Adaptation or Biculturalism
Lastly, there is the stage of adaptation or biculturalism. Your student has managed to retain their own cultural identity but recognizes the right of other cultures to retain theirs. The participant has a better understanding of their self and others, and can communicate easily and convey warmth and understanding across the cultural barriers.


Cultural Adjustment
There is no one way to experience culture shock. It may be acute or barely noticeable. You may find it returns once after you thought your student had already passed through all the stages. As a loved one, you may not even be aware that your student is going through a cultural adjustment, or to what extent. Simply be aware that cultural adjustment exists, that it will probably affect your student in one way or another, but that it doesn’t last forever. Cultural adjustment can be a very valuable experience, which can leave people with broader perspectives, deeper insight into themselves, and a wider acceptance of other people.

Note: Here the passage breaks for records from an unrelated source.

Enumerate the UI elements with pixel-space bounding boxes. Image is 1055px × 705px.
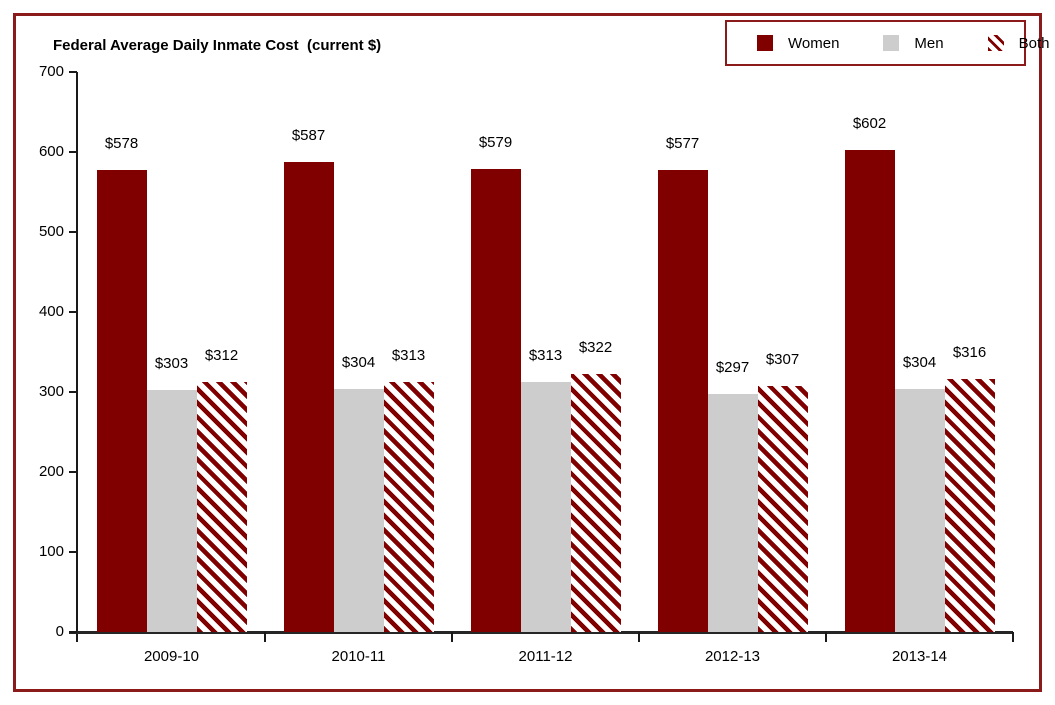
- x-category-label-2009-10: 2009-10: [143, 648, 200, 665]
- y-axis-line: [76, 72, 78, 642]
- legend-swatch-women: [757, 35, 773, 51]
- y-tick: [69, 391, 77, 393]
- bar-value-label: $297: [715, 359, 750, 377]
- bar-value-label: $312: [204, 347, 239, 365]
- x-category-label-2010-11: 2010-11: [331, 648, 386, 665]
- x-tick: [1012, 632, 1014, 642]
- y-tick-label: 0: [55, 623, 64, 640]
- bar-value-label: $313: [391, 346, 426, 364]
- y-tick: [69, 471, 77, 473]
- bar-both-2011-12: $322: [570, 339, 621, 632]
- x-category-label-2012-13: 2012-13: [704, 648, 761, 665]
- chart-title: Federal Average Daily Inmate Cost (curre…: [53, 37, 382, 54]
- legend-item-women: Women: [757, 35, 839, 52]
- bar-value-label: $602: [852, 115, 887, 133]
- x-tick: [825, 632, 827, 642]
- legend-label-women: Women: [788, 34, 840, 52]
- bar-women-2010-11: $587: [283, 127, 334, 632]
- bar-both-2009-10: $312: [196, 347, 247, 632]
- y-tick: [69, 551, 77, 553]
- bar-value-label: $587: [291, 127, 326, 145]
- bar-value-label: $304: [902, 353, 937, 371]
- bar-group-2010-11: $587 $304 $313: [265, 72, 452, 632]
- x-tick: [264, 632, 266, 642]
- bar-value-label: $322: [578, 339, 613, 357]
- bar-group-2012-13: $577 $297 $307: [639, 72, 826, 632]
- x-tick: [451, 632, 453, 642]
- bar-men-2013-14: $304: [894, 354, 945, 632]
- bar-men-2011-12: $313: [520, 347, 571, 632]
- bar-value-label: $578: [104, 134, 139, 152]
- bar-group-2013-14: $602 $304 $316: [826, 72, 1013, 632]
- y-tick: [69, 71, 77, 73]
- bar-group-2009-10: $578 $303 $312: [78, 72, 265, 632]
- bar-both-2013-14: $316: [944, 344, 995, 632]
- bar-value-label: $307: [765, 351, 800, 369]
- x-category-label-2011-12: 2011-12: [518, 648, 573, 665]
- legend-swatch-men: [883, 35, 900, 51]
- bar-value-label: $304: [341, 353, 376, 371]
- bar-value-label: $577: [665, 135, 700, 153]
- bar-women-2012-13: $577: [657, 135, 708, 632]
- bar-women-2009-10: $578: [96, 135, 147, 632]
- legend-item-both: Both: [987, 34, 1050, 52]
- bar-men-2010-11: $304: [333, 354, 384, 632]
- bar-value-label: $579: [478, 133, 513, 151]
- legend-label-both: Both: [1018, 34, 1050, 52]
- bar-women-2011-12: $579: [470, 134, 521, 632]
- y-tick-label: 600: [38, 143, 64, 160]
- x-category-label-2013-14: 2013-14: [891, 648, 948, 665]
- y-tick-label: 500: [38, 223, 64, 240]
- y-tick-label: 200: [38, 463, 64, 480]
- legend-item-men: Men: [883, 34, 944, 52]
- x-tick: [638, 632, 640, 642]
- y-tick: [69, 151, 77, 153]
- plot-area: $578 $303 $312 $587 $304 $313 $579 $313 $322 $577…: [78, 72, 1013, 632]
- bar-value-label: $313: [528, 346, 563, 364]
- bar-value-label: $316: [952, 344, 987, 362]
- legend-swatch-both: [987, 35, 1004, 51]
- bar-both-2012-13: $307: [757, 351, 808, 632]
- y-tick-label: 300: [38, 383, 64, 400]
- bar-group-2011-12: $579 $313 $322: [452, 72, 639, 632]
- y-tick: [69, 311, 77, 313]
- y-tick-label: 700: [38, 63, 64, 80]
- y-tick-label: 100: [38, 543, 64, 560]
- bar-men-2012-13: $297: [707, 359, 758, 632]
- bar-value-label: $303: [154, 354, 189, 372]
- bar-both-2010-11: $313: [383, 347, 434, 632]
- y-tick: [69, 631, 77, 633]
- y-tick: [69, 231, 77, 233]
- bar-men-2009-10: $303: [146, 355, 197, 632]
- y-tick-label: 400: [38, 303, 64, 320]
- legend: Women Men Both: [725, 20, 1049, 66]
- legend-label-men: Men: [914, 34, 944, 52]
- x-axis-line: [69, 631, 1013, 634]
- bar-women-2013-14: $602: [844, 115, 895, 632]
- x-category-labels: 2009-10 2010-11 2011-12 2012-13 2013-14: [78, 648, 1013, 665]
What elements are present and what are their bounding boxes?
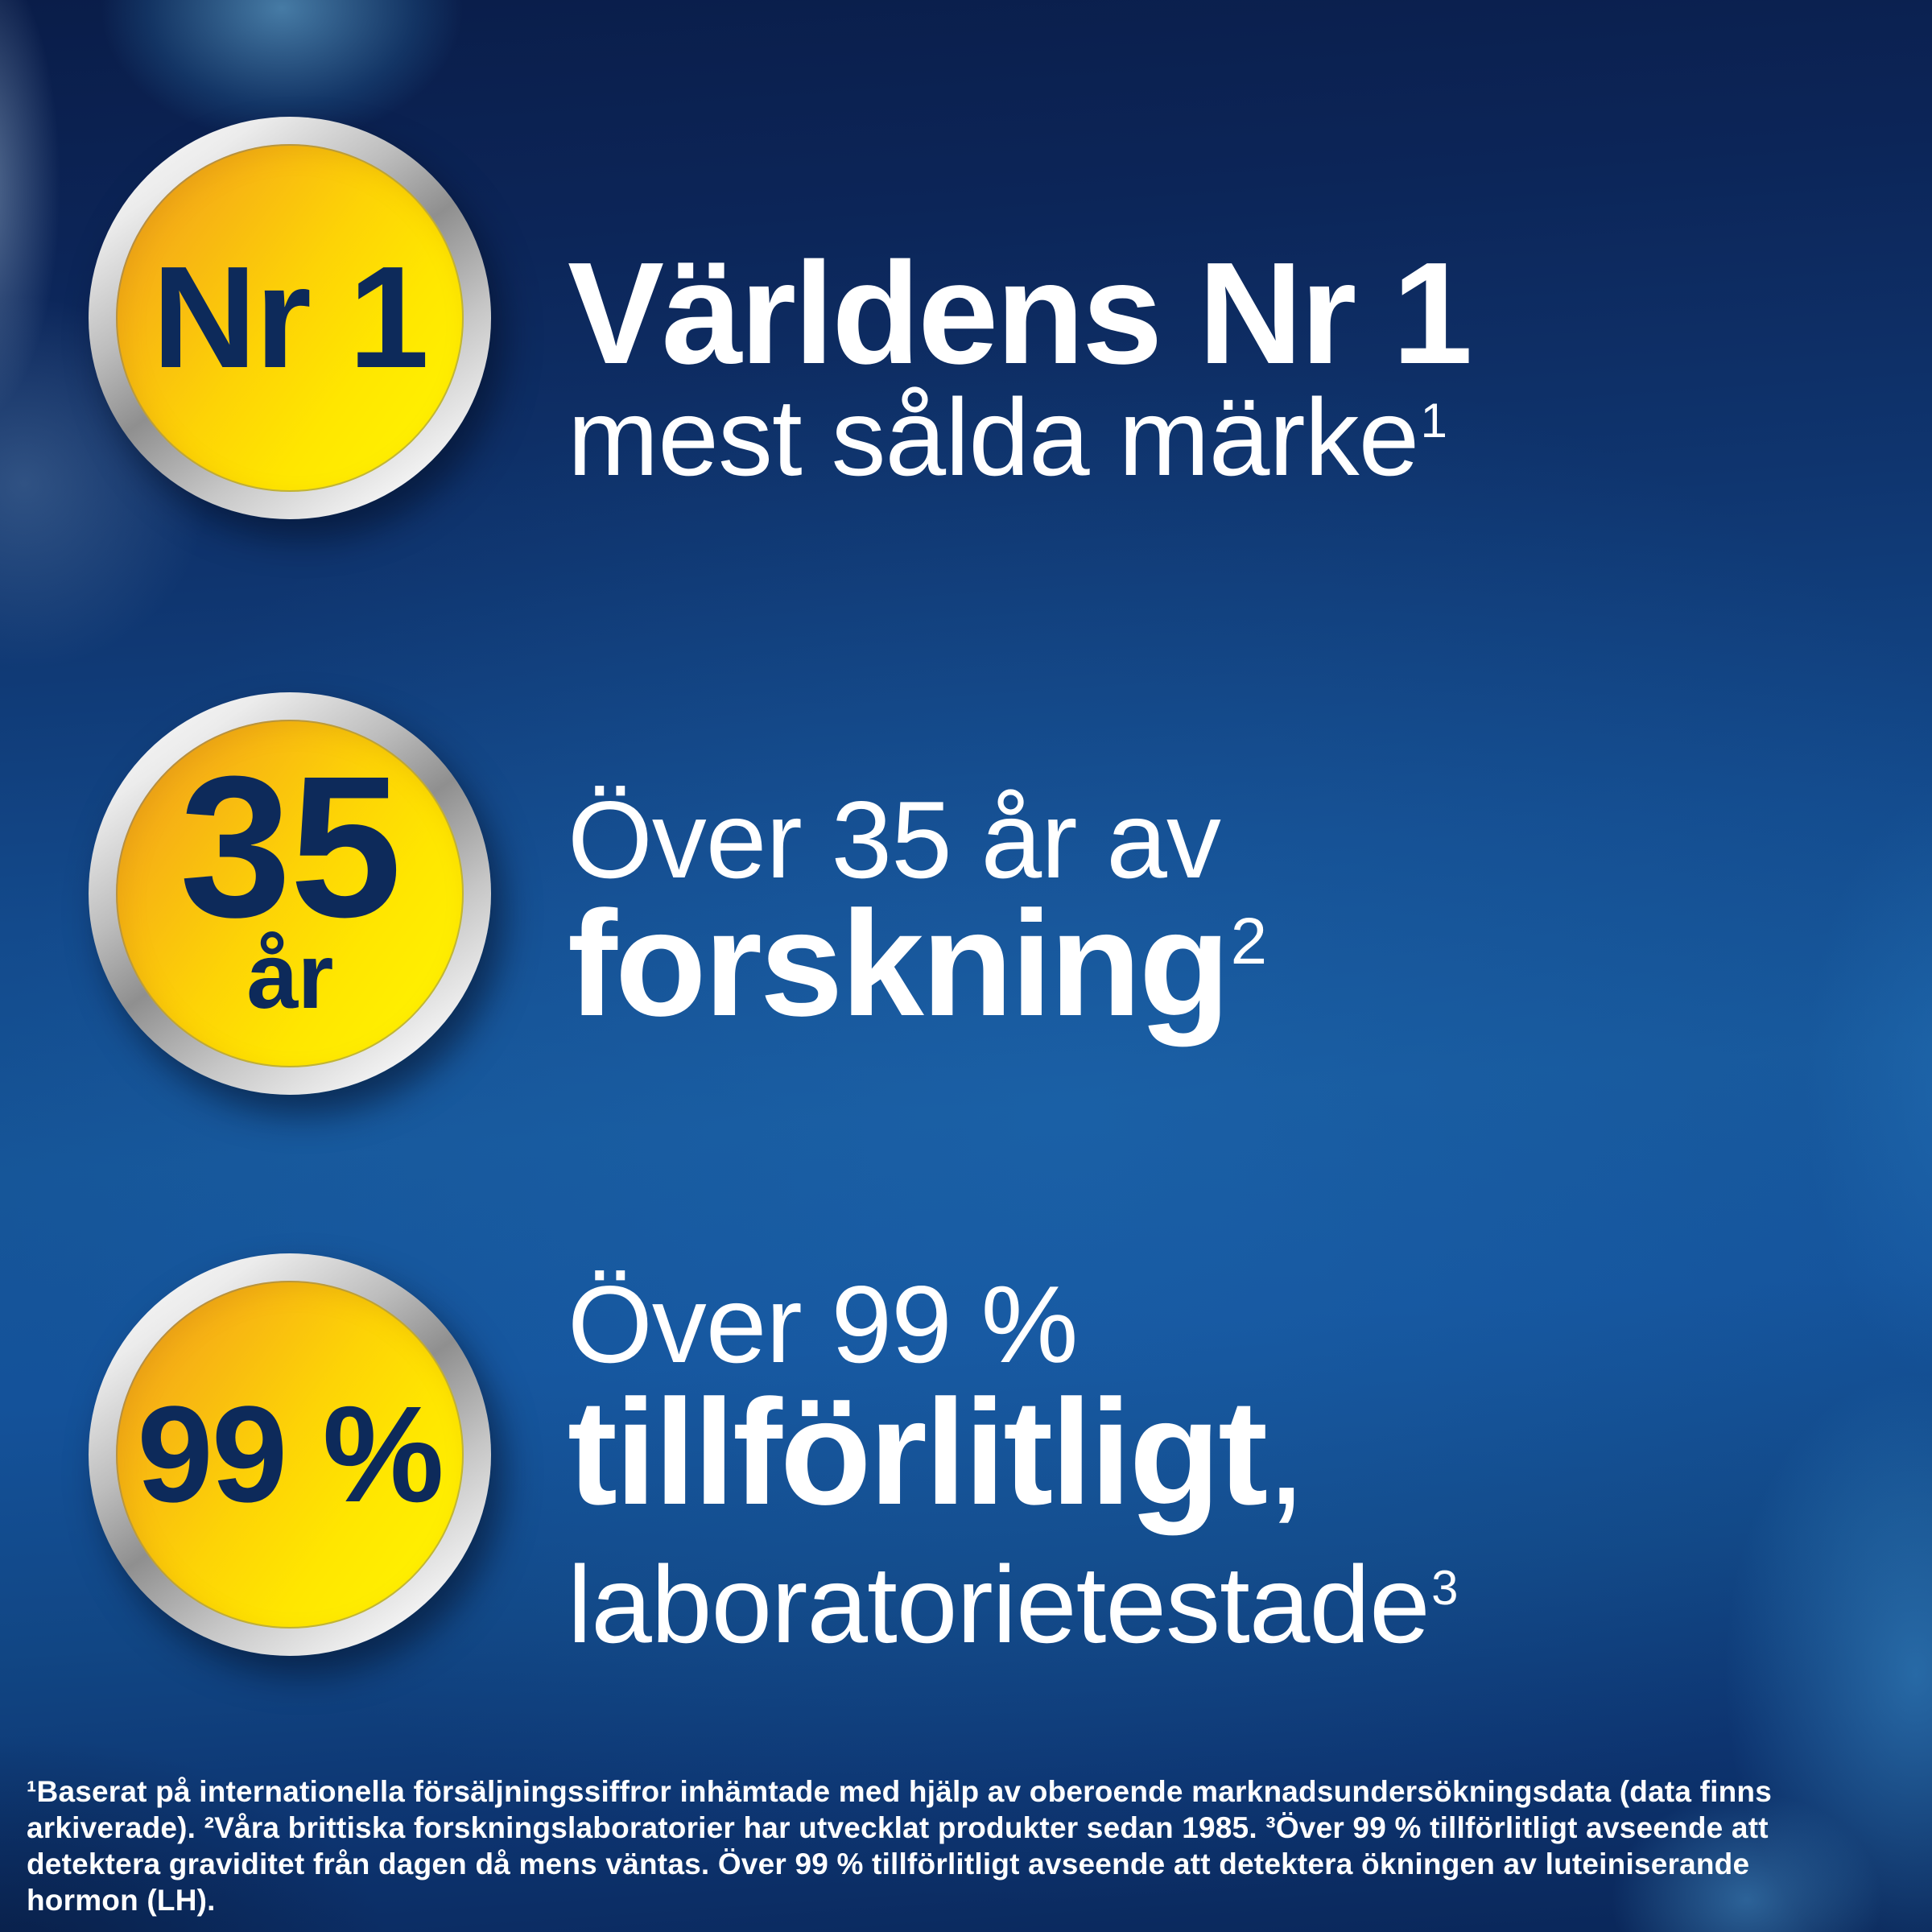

Reverse Cultural Adjustment
Students often go through a phase of “reverse” or “re-entry” cultural adjustment when they return from studying abroad/away. Sometimes this phase can be more challenging than what was initially experienced abroad/away. For your student, returning to their home culture probably feels much like when they arrived in their host country. Home might feel foreign, or no longer feel familiar and natural. The stages of cultural adjustment experienced abroad/away can repeat coming home, in reverse cultural adjustment.

Suggestions for support – Encourage your student to think about who they are and what goals they have. Focusing on everyday tasks will make it easier for them to adjust to life back home.